American hardware store company (1947–1996)

Handy Andy Home Improvement Centers was founded as Arrow Lumber Company by Joseph Rashkow in 1947 on the south side of Chicago. His son, Ronald Rashkow, bought out the single store operation in 1967 from his father. He converted the company to Handy Andy in 1971 with its first expansion unit. The company grew to 72 stores in seven American states (Illinois, Wisconsin, Indiana, Ohio, Missouri, Mississippi, Michigan, Tennessee, and Kentucky). At its peak, the company had approximately 11,000 employees and annual revenue of $750 million. The chain advertised with the phrase "Handy Andy, you've got it made". The company's core product mix included hardware, lumber, building materials, home decor, kitchen/bath and lawn/garden. The stores were highly visible and well known for their very large vertical stripes of brown and white that would typically cover the entire building.

== Acquisitions ==
In 1979, Handy Andy acquired four Republic Lumber store locations from Jewel Food Stores in the Chicago market.

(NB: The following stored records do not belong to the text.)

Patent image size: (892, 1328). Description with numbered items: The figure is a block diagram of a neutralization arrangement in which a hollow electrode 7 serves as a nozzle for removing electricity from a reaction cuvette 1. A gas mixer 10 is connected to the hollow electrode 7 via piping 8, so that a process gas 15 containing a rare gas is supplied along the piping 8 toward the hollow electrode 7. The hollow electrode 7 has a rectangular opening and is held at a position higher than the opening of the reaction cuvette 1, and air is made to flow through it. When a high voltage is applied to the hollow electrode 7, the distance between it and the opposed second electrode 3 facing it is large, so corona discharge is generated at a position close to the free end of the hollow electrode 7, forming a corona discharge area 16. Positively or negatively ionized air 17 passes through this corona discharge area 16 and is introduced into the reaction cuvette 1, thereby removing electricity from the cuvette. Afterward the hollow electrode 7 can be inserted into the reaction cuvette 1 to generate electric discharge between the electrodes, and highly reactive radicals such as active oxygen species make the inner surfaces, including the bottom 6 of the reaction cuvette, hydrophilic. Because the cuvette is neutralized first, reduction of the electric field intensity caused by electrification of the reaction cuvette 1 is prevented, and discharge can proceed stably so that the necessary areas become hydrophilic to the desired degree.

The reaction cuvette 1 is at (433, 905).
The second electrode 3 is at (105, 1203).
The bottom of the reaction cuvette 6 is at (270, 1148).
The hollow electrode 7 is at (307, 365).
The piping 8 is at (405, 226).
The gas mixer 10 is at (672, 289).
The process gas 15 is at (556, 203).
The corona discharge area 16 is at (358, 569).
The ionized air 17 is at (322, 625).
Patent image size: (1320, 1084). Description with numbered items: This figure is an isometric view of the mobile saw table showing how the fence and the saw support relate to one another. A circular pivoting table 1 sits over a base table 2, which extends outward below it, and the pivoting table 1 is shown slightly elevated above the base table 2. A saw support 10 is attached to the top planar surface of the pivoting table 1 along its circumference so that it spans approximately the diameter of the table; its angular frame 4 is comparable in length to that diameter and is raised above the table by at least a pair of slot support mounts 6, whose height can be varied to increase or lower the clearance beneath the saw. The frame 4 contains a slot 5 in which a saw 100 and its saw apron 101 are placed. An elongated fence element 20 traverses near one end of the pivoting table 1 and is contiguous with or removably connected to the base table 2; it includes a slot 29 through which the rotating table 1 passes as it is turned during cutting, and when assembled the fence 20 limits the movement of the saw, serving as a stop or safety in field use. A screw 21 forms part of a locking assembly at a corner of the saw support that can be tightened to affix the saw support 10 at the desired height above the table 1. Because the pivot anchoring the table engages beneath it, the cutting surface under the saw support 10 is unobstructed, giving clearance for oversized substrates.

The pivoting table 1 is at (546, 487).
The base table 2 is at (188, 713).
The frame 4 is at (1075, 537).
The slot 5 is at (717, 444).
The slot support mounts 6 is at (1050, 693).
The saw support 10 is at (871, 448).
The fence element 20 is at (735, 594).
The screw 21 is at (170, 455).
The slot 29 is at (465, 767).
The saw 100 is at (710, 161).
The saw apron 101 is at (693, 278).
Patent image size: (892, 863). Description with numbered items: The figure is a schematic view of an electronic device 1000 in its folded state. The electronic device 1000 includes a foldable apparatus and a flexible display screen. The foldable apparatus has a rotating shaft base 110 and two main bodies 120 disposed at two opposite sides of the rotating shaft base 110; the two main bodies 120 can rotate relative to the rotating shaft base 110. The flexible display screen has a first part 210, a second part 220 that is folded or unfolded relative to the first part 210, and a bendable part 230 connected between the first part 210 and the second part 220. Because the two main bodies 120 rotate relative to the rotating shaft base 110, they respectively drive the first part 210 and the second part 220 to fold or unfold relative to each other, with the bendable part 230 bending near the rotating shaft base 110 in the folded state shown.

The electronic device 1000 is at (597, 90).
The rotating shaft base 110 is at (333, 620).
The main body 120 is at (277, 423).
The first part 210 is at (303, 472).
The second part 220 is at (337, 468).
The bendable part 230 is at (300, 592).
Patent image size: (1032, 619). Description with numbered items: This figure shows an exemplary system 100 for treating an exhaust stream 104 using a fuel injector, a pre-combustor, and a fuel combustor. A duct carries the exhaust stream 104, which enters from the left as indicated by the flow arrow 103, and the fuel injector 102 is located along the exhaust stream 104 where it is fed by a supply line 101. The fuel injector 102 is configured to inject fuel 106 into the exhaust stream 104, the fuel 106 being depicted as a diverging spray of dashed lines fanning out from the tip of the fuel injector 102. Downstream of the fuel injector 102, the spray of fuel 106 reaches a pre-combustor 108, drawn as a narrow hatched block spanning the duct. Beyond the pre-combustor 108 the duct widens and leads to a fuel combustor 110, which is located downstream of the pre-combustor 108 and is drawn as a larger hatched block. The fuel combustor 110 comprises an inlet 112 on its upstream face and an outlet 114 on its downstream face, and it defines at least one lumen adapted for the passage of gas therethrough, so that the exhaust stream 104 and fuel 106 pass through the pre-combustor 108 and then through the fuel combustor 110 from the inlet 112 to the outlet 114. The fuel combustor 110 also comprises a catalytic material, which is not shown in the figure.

In 1986, Handy Andy acquired six Mr. HOW stores from Nashville, Tennessee-based Service Merchandise in the Chicago area. The stores were later renamed.

In 1987, Handy Andy acquired the Forest City lumber chain with stores in Ohio, Michigan, and Illinois from Forest City Enterprises.

In 1989, Handy Andy acquired 21 Central Hardware store locations in Missouri, Kentucky, and Ohio plus Witte Wholesale Hardware from Interco.

== Bankruptcy ==
Handy Andy declared bankruptcy on October 17, 1995, due to creditor pressures, which led to the closure of about 20 of its stores. At that time, Handy Andy had over $120 million in debt and was planning to reorganize into hardware supermarkets. In early 1996, however, creditors forced Handy Andy to liquidate its assets to repay its outstanding debts. On January 25, 1996, Handy Andy announced it would be closing its remaining 54 stores, laying off over 2,500 employees. By June 1996, Handy Andy Home Improvement Centers had ceased to exist.

Richard George was president of Handy Andy Home Improvement Centers. He was at the helm at the time of Handy Andy's bankruptcy on October 17, 1995, and for the company's closure in June 1996.